Monday, April 5, 2010

Feedback to push groups forward

The book used to discuss feedback for this blog post is Mel Siberman's "The Consultant's Big Book of Organizational Development Tools: 50 Reproducible Intervention tools and Activities to Help Solve Client's Problems.

This is a fantastic book for organizational develoipment practioners (a.k.a. OD practioners). It involves addressing the practical problems of organizational behavior in teams. Chapters focus on group formation, conflict, coaching and feedback.

Feedback is critical to the millenial generation. According to Abanet.org, millenials need "supportive work environments" and have "demands and high expectations". So whether as a manager, or a peer, be prepared to give feedback to your younger bretheren.
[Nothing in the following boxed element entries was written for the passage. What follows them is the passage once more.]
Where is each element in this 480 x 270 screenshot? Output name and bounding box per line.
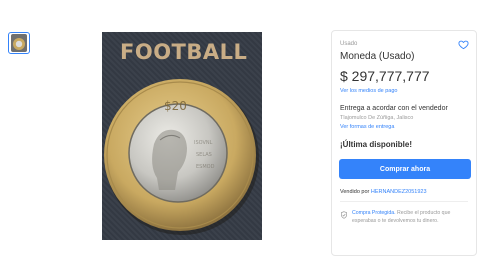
protected-purchase-link[interactable]: Compra Protegida. (352, 210, 396, 216)
buy-now-button[interactable]: Comprar ahora (339, 159, 471, 179)
seller-prefix: Vendido por (340, 189, 371, 195)
svg-text:SELAS: SELAS (196, 152, 212, 158)
payment-methods-link[interactable]: Ver los medios de pago (340, 88, 397, 94)
main-product-image[interactable]: FOOTBALL ISOVNL SELAS ESMOD $20 (102, 32, 262, 240)
condition-label: Usado (340, 41, 358, 47)
delivery-methods-link[interactable]: Ver formas de entrega (340, 124, 394, 130)
protected-purchase-text: Compra Protegida. Recibe el producto que… (352, 210, 470, 226)
product-title: Moneda (Usado) (340, 51, 415, 62)
svg-text:ESMOD: ESMOD (196, 164, 215, 170)
seller-line: Vendido por HERNANDEZ2051923 (340, 189, 427, 195)
svg-text:$20: $20 (164, 99, 187, 113)
divider (340, 201, 468, 202)
thumbnail-photo (11, 34, 27, 52)
heart-outline-icon[interactable] (458, 39, 469, 50)
svg-text:ISOVNL: ISOVNL (194, 140, 213, 146)
thumbnail-image[interactable] (8, 32, 30, 54)
seller-location: Tlajomulco De Zúñiga, Jalisco (340, 115, 414, 121)
coin-photo: ISOVNL SELAS ESMOD $20 (104, 79, 259, 235)
thumbnail-coin (13, 38, 25, 50)
availability-label: ¡Última disponible! (340, 140, 412, 149)
delivery-info: Entrega a acordar con el vendedor (340, 105, 448, 112)
seller-name-link[interactable]: HERNANDEZ2051923 (371, 189, 427, 195)
purchase-panel: Usado Moneda (Usado) $ 297,777,777 Ver l… (331, 30, 477, 256)
shield-check-icon (341, 211, 347, 219)
product-price: $ 297,777,777 (340, 68, 430, 84)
Five Rules of Giving and Recieving Feedback Everyone Can Use (From Silberman's book):

1) Recognize Strengths - As my cousin pointed out to me recently, "Nothing motivates a person like praise." Strengths are not always obvious, but after repeated interactions with someone, you get some indicators about particular behaviors that make them effective in their position. Use any word you like: motivator, listener, organizer, creative force, flawlessly excecutes, or free-thinking maverick. There are all sorts of labels for strengths we have.

The importance of positive reinforcement can not be overemphazied if you want a workplace where people enjoy their work and perform at their best. Recognizing people's strengths can remind people of their contributions to the group or organization. This isn't too say there won't be conversations that require disipline or difficult topics that need to be discussed. Simply put most conversations requiring feedback should have positive reinforcment, and there is no better place to start then strenghs.



2) Describe Behaviors - People can alter behaviors. Framing things as "behaviors" gives responsibility to the individual to improve a behavior. If we frame something as personality factors, the criticism is virtually unchangeable.

Consider this example

1. "Bob, you are coming to meetings 5 minutes late"
2. "Bob, you are a tardy person"

By showing a person a behavior that is disruptive, they can then use the information to change. They either will or won't make a change. In a fair way, it forces the person to own that behavior.

Telling people they are this, or they are that is not only going to cause reactive behavior (probably more disobedience, or lack of concern), but ultimately may cause that person to negatively view themselves because of the reinforced frame words. Consider the negative impact of name calling or objectifying people.